- Awarded for: Outstanding contributions to Saint Augustine, Florida
- Country: Florida (United States of America)
- First award: 1975

= Order of La Florida =

Award conferred by St. Augustine, FL, US

The Order of La Florida is an award given by the City of St. Augustine, Florida to those who have rendered extraordinary services to the city.

== History ==
The award was established in 1975. Recipients must be at least fifty-five years old and there may not be any more than nine living recipients alive at a given time. Nominations come from a member of the city commission, which are then presented to the city manager. Whenever a recipient of the award dies, flags in the city are flown at half-staff.

== Recipients ==
In February 2018, Carl Halbirt became the twentieth and most recent recipient of the award. Halbirt spent twenty-seven years as the St. Augustine's city archaeologist. With the city he conducted more than 800 archaeological digs as part of St. Augustine's Archaeological Preservation Ordinance. Halbirt helped to give archaeology in the city more publicity. He was recognized by the Florida Trust for Historic Preservation and the Florida Anthropological Society for distinguished work. In 2015, the Advisory Council on Historic Preservation made Halbirt a Preservation America Steward.

In 2013, Dr. Robert B. Hayling became the first African American recipient of the Order of La Florida. Dr. Hayling had also received the city's other prestigious award, the de Avilés Award. Dr. Hayling was a lieutenant in the U.S. Air Force and then opened up an integrated dentistry practice in St. Augustine in 1960. He was head of the St. Augustine chapter of the Southern Christian Leadership Conference for almost a year and advised the local NAACP youth council. On the eve of the city's 400th anniversary celebrations, Dr. Hayling and Dr. Martin Luther King were among those who fought for civil rights in St. Augustine.

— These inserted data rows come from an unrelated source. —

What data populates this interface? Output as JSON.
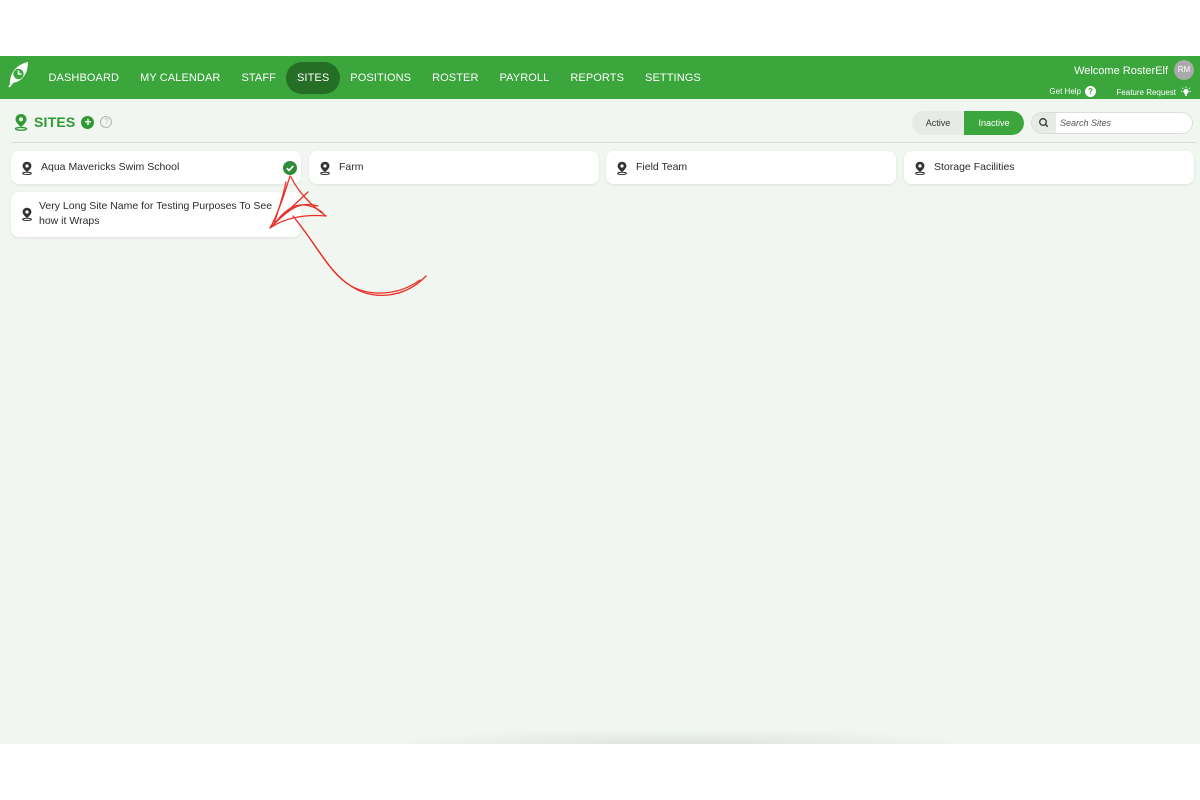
{
  "app": {
    "brand_color": "#3aa63c",
    "active_color": "#256e25"
  },
  "nav": {
    "items": [
      {
        "label": "DASHBOARD"
      },
      {
        "label": "MY CALENDAR"
      },
      {
        "label": "STAFF"
      },
      {
        "label": "SITES",
        "active": true
      },
      {
        "label": "POSITIONS"
      },
      {
        "label": "ROSTER"
      },
      {
        "label": "PAYROLL"
      },
      {
        "label": "REPORTS"
      },
      {
        "label": "SETTINGS"
      }
    ]
  },
  "user": {
    "welcome": "Welcome RosterElf",
    "initials": "RM"
  },
  "help": {
    "get_help": "Get Help",
    "feature_request": "Feature Request"
  },
  "page": {
    "title": "SITES"
  },
  "filter": {
    "active_label": "Active",
    "inactive_label": "Inactive",
    "selected": "Inactive"
  },
  "search": {
    "placeholder": "Search Sites",
    "value": ""
  },
  "sites": [
    {
      "name": "Aqua Mavericks Swim School",
      "selected": true
    },
    {
      "name": "Farm"
    },
    {
      "name": "Field Team"
    },
    {
      "name": "Storage Facilities"
    },
    {
      "name": "Very Long Site Name for Testing Purposes To See how it Wraps"
    }
  ],
  "icons": {
    "logo": "leaf-clock-icon",
    "site": "map-pin-icon",
    "check": "check-circle-icon",
    "search": "search-icon",
    "help": "question-icon",
    "feature": "lightbulb-icon",
    "add": "plus-circle-icon",
    "info": "info-icon"
  }
}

Past recipients of the Order of La Florida also include Henry W. McMillan, Herbert E. Wolfe, John D. Bailey, Albert C. Manucy, Lawrence Lewis Jr., Eleanor Philips Barnes, Xavier Lopez Pellicer, Clarissa Anderson Gibbs, Luis Rafael Arana, Eugene Lyon, Edward G. Mussallem, Jerome George Kass, Kenneth Beeson, William L. Proctor, Kathleen Deagan, Michael Gannon, Frank and Betty Usina, and Herbert L. Wiles. These figures were renowned in their field and often took part in restoration and preservation work in the city of St. Augustine.